NaviGap travel app is designed to facilitate interactions between networks of students travelling on their gap year and can be predicted and analysed using the mathematical language of graph theory in order conceptualise it in more abstract terms by representing individuals within the network as nodes and the relationship or connection between users as links (Barabasi 2002).

Screen Shot 2017-05-02 at 10.56.18

 

ALBERT-LÁSZLÓ BARABÁSI

A number of graph theory metrics can be utilised in analysis of the social network, for example, Degree centrality which measure the number of links (connections) into/out of the node (user) which gives an indication of the users’ influence and popularity by measuring node connectedness. Those users with more connections have a higher centrality and therefore can reach more people.

Users of NaviGap as they make use of the functionality, would be grouped together by their connections which would help to facilitate strong clustering between travelling companions and/or regular information seekers and providers.

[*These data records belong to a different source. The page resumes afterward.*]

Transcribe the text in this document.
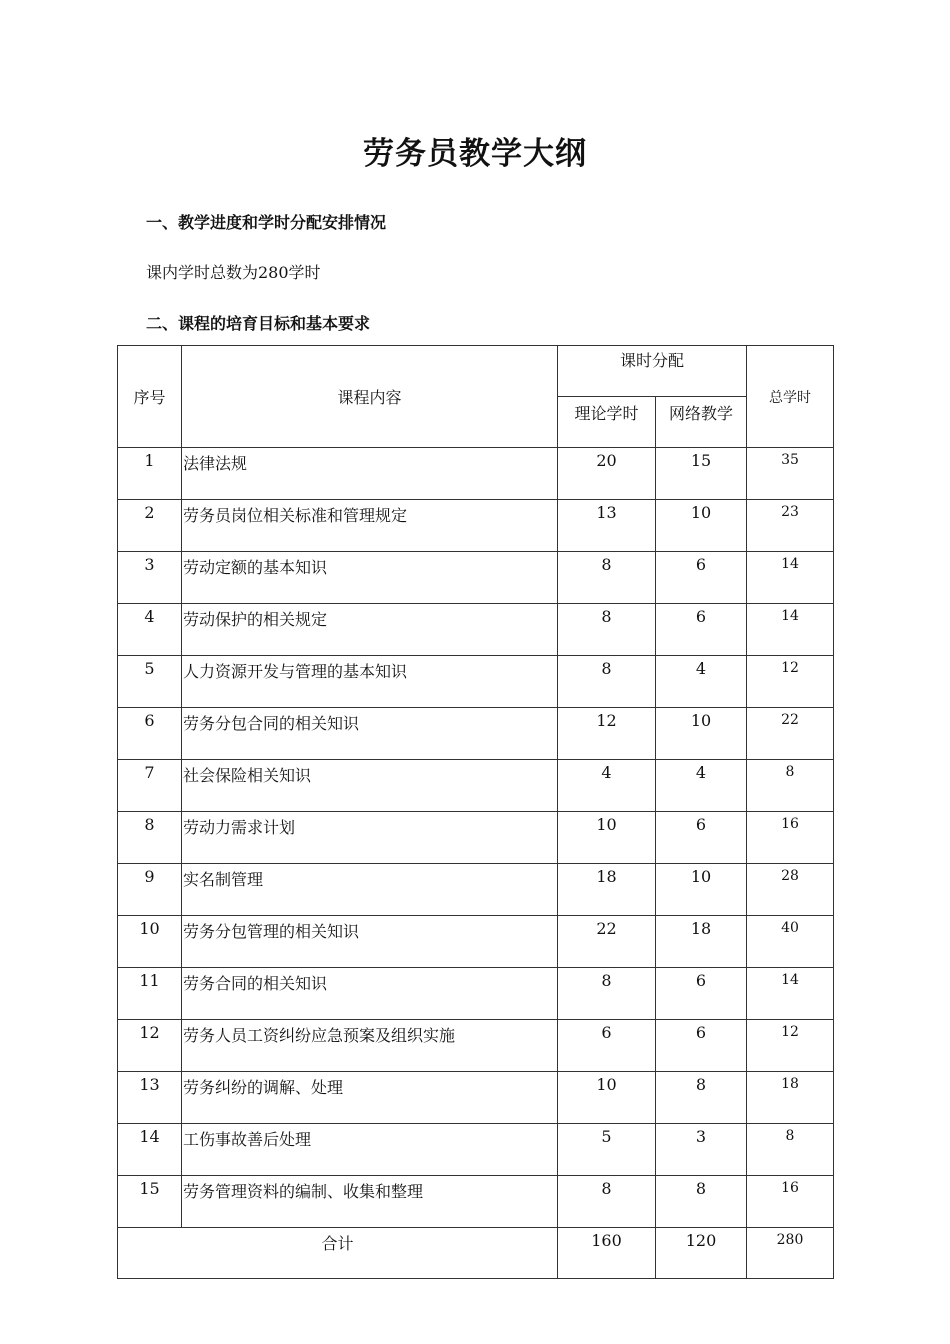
劳务员教学大纲
一、教学进度和学时分配安排情况
课内学时总数为280学时
二、课程的培育目标和基本要求
序号	课程内容	课时分配		总学时
		理论学时	网络教学	
1	法律法规	20	15	35
2	劳务员岗位相关标准和管理规定	13	10	23
3	劳动定额的基本知识	8	6	14
4	劳动保护的相关规定	8	6	14
5	人力资源开发与管理的基本知识	8	4	12
6	劳务分包合同的相关知识	12	10	22
7	社会保险相关知识	4	4	8
8	劳动力需求计划	10	6	16
9	实名制管理	18	10	28
10	劳务分包管理的相关知识	22	18	40
11	劳务合同的相关知识	8	6	14
12	劳务人员工资纠纷应急预案及组织实施	6	6	12
13	劳务纠纷的调解、处理	10	8	18
14	工伤事故善后处理	5	3	8
15	劳务管理资料的编制、收集和整理	8	8	16
合计		160	120	280
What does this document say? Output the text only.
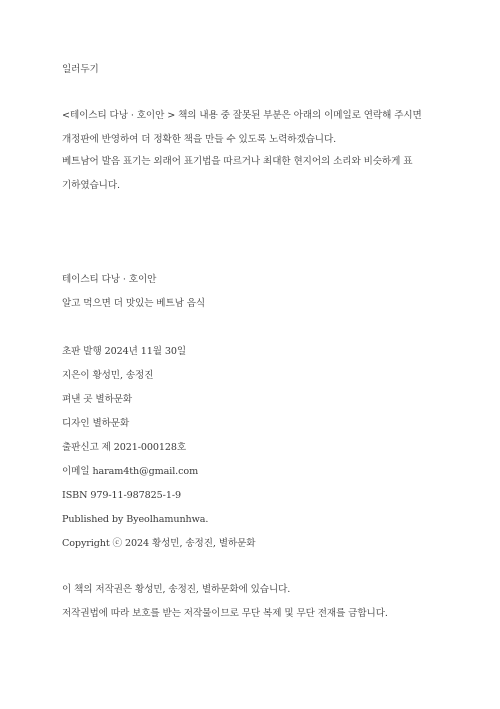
일러두기
<테이스티 다낭 · 호이안 > 책의 내용 중 잘못된 부분은 아래의 이메일로 연락해 주시면
개정판에 반영하여 더 정확한 책을 만들 수 있도록 노력하겠습니다.
베트남어 발음 표기는 외래어 표기법을 따르거나 최대한 현지어의 소리와 비슷하게 표
기하였습니다.
테이스티 다낭 · 호이안
알고 먹으면 더 맛있는 베트남 음식
초판 발행 2024년 11월 30일
지은이 황성민, 송정진
펴낸 곳 별하문화
디자인 별하문화
출판신고 제 2021-000128호
이메일 haram4th@gmail.com
ISBN 979-11-987825-1-9
Published by Byeolhamunhwa.
Copyright ⓒ 2024 황성민, 송정진, 별하문화
이 책의 저작권은 황성민, 송정진, 별하문화에 있습니다.
저작권법에 따라 보호를 받는 저작물이므로 무단 복제 및 무단 전재를 금합니다.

An effect observed by Kossinets & Watts (2006), found that a shared focus (i.e. a community of travellers with a shared goal/ location) gives more opportunity for the formation of strong social connections or strong ties between people which results in increased levels of social capital. This can be defined in terms of frequency of interactions between pairs of users, reciprocity of communication,  and the interaction type.  We believe that fostering strong clustering will benefit users in providing more relevant information and in building traveling companion relationships making the travel experience more rewarding and potentially safer. This may be of value to socially / geographically isolated students that wish to embark on a gap year.

 

References:

Barabasi, A. L. L. (2002). The New Science of Networks. Cambridge, MA: Perseus Books.

Coleman, J. S. (1988). Social capital in the creation of human capital. American journal of sociology, S95-S120.

Kossinets, G., & Watts, D. J. (2006). Empirical analysis of an evolving social network. science311(5757), 88-90.